A historical example is often used: if one were to ask a farmer in 1910 what job they will be working once a robot automates their job, they would not respond, “computer scientist.”

In the same way, some argue that new jobs will open up when old jobs are lost to robots. Some jobs even seem to be completely safe, like a dance instructor or a historian. However, not all are so optimistic about the invention of new jobs.

“I probably, when I started [at Minnehaha] 10 years ago, would have been more optimistic about economic thinking, like, ‘creative destruction! It’s fine! We’ll produce our way out of this. We’ll get more productive,'” Hoffner said. “At this point in my life [I’m less optimistic], and it could be that I’m hitting a middle-age crisis, it could be that Donald Trump is the president, it could be, maybe, less confidence in economic reasoning than I have been used to.”

According to Minnehaha science teacher Sam Meyers, the key question is whether the number of new jobs will offset the jobs being lost. His hunch is “probably not.”  There are philosophies that can safeguard students against having their jobs taken, or at least attitudes that provide a way forward if taken.

“The key thing that I think students have to be able to do is adapt,” Meyers said. “Above all else, a student needs to be adaptable now. Adaptable means being open to anything that comes your way and being willing to put in the time and the training to learn new acts.”

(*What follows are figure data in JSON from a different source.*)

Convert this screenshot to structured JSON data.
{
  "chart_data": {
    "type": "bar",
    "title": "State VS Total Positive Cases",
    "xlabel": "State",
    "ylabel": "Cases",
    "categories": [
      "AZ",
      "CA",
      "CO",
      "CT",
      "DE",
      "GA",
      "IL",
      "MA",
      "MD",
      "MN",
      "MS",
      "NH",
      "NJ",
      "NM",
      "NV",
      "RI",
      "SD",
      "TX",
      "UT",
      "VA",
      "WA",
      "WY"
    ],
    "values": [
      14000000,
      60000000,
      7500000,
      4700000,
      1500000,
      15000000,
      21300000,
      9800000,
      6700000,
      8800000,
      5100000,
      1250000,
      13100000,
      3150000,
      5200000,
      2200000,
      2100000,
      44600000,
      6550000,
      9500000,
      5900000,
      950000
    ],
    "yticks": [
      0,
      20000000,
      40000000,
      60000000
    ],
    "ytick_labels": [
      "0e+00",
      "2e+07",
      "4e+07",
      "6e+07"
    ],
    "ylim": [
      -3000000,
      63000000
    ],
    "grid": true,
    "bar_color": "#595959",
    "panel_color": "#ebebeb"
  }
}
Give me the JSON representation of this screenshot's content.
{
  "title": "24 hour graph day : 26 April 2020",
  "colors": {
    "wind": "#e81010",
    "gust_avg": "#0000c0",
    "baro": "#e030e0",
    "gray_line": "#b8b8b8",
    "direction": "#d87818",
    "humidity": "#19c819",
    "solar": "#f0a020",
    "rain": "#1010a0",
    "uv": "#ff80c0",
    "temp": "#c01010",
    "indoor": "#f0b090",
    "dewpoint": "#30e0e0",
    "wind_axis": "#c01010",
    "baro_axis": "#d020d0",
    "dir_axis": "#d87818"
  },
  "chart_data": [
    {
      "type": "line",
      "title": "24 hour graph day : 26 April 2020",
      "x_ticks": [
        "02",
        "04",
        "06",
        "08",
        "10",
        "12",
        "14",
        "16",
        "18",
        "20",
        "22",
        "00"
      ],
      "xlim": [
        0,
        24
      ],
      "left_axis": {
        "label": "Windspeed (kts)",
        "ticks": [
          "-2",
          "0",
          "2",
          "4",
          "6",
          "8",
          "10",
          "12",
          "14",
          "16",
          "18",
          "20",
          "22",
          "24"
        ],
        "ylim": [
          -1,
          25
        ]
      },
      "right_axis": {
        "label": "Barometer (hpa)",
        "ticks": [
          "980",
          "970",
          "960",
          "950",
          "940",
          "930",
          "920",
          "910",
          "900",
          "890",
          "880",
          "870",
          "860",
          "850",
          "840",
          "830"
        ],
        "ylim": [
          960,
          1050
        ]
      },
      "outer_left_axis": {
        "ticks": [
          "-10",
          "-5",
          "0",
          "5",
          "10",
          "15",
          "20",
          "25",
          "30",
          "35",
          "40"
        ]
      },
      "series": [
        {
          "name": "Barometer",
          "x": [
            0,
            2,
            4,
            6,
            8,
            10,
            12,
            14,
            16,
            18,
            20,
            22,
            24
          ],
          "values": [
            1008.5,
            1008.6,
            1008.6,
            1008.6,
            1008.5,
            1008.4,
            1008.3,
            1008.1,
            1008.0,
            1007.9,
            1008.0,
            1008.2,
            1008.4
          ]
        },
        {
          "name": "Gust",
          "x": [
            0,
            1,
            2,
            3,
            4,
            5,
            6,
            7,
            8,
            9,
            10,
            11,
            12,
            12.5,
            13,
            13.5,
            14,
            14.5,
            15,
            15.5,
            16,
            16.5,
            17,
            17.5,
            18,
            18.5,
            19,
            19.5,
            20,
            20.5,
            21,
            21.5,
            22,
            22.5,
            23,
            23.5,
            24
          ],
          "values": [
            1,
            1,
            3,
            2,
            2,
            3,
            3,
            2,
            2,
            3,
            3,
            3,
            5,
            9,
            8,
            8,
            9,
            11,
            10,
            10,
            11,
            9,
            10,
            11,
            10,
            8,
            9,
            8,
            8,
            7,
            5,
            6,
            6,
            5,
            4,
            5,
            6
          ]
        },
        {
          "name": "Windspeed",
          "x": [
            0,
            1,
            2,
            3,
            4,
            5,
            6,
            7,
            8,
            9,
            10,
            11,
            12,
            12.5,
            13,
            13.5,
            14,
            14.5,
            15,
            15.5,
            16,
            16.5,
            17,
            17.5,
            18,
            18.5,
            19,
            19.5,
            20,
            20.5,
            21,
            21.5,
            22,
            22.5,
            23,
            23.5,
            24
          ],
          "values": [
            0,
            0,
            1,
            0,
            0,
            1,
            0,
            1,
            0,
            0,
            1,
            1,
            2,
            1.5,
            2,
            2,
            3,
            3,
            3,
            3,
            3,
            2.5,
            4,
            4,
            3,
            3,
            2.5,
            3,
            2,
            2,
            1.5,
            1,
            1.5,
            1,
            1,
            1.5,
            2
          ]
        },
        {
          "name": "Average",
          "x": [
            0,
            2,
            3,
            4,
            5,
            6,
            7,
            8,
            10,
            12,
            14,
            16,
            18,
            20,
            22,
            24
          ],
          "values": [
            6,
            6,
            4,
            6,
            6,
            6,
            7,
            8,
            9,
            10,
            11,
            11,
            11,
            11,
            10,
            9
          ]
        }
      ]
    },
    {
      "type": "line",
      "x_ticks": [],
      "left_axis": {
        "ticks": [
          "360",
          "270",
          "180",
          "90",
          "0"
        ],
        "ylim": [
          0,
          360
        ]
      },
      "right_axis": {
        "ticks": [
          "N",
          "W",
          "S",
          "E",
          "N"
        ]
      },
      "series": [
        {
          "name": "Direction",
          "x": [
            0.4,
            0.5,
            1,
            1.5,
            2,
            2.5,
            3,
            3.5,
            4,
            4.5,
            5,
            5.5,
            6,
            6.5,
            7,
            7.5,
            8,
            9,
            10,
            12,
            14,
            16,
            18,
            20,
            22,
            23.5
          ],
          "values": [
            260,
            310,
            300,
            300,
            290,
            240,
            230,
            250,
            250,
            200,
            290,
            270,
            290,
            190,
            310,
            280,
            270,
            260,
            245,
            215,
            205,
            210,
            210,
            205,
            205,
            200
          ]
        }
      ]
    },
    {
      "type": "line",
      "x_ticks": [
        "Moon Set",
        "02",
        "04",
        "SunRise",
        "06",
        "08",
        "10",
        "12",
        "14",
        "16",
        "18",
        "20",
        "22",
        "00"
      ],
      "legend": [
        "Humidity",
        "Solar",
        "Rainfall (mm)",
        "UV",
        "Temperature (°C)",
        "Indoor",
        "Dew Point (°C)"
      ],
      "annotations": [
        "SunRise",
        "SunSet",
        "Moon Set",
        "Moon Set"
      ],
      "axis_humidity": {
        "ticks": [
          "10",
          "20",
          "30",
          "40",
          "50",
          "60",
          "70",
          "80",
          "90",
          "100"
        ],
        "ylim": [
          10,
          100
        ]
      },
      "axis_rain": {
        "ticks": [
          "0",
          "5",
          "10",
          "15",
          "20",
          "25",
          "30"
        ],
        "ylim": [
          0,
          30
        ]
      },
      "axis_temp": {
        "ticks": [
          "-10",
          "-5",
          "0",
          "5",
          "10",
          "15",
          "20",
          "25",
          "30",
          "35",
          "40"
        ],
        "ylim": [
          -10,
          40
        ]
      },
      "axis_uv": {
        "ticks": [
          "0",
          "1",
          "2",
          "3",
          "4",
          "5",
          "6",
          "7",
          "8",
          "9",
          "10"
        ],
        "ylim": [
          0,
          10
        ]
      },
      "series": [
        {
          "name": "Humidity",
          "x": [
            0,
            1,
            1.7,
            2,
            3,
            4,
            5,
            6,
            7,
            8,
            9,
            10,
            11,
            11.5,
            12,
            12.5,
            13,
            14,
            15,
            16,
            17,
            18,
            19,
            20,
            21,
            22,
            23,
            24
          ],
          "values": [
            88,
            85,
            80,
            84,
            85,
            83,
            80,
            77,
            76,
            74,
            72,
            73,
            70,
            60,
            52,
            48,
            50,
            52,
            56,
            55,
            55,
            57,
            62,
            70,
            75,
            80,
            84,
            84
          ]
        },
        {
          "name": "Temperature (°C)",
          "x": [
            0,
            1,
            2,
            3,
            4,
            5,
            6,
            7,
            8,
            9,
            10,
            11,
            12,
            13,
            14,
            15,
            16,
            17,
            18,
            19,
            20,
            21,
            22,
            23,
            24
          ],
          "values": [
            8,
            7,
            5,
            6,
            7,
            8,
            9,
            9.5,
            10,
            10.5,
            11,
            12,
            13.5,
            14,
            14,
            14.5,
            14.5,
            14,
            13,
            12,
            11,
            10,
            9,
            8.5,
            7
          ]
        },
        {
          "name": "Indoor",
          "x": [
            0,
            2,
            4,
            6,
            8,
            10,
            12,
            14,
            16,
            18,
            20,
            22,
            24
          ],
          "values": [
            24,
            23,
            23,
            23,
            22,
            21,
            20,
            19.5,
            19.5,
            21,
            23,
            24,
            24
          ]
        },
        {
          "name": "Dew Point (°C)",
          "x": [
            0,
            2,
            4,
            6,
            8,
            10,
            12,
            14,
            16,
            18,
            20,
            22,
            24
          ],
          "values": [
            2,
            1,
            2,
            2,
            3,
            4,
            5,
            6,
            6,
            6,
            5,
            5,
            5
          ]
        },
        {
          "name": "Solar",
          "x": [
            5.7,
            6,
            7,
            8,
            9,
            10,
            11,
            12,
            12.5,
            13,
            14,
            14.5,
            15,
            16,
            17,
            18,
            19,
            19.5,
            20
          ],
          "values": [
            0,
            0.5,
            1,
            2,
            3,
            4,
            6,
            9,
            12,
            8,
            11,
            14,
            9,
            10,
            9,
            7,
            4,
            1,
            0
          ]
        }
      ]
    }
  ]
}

The future is as unpredictable as ever, so what matters is reason why a student does things, not necessarily what they do.

“When I talk about adaptability, it is easy to get caught up in the ‘what,’ it’s easy to get caught up in ‘oh, I want to go into robotics,’ or ‘I just want to go into chemical engineering,'” Meyers said. “The problem is, we can’t see into the future, and this stuff is changing so rapidly that your target can’t be the periphery ‘what,’ the target has to be the center, the ‘why.’ If you can address the ‘why,’ and develop that mentality of being able to change along with everything else, if your ‘why’ can be that adaptability, then the ‘what’ will follow naturally.”

What are the options moving forward for people like Hoffner’s neighbor Brad, who can’t find a job due to structural unemployment?

“You realize with a guy like [Brad], he can’t [retrain],” Hoffner said. “I want to be optimistic and hopeful, but what are his options? Not much. And this then leads over into the universal basic income argument of ‘if half of us are going to be structurally unemployed, how are we going to put food on the table and pay our rent.’ The government will have to have a massively progressive tax on those people who own the automation, and then redistribute that money to people to cover their basic needs.”

“It’s like a Kurt Vonnegut novel, to be honest,” Hoffner said, “We’re living it.”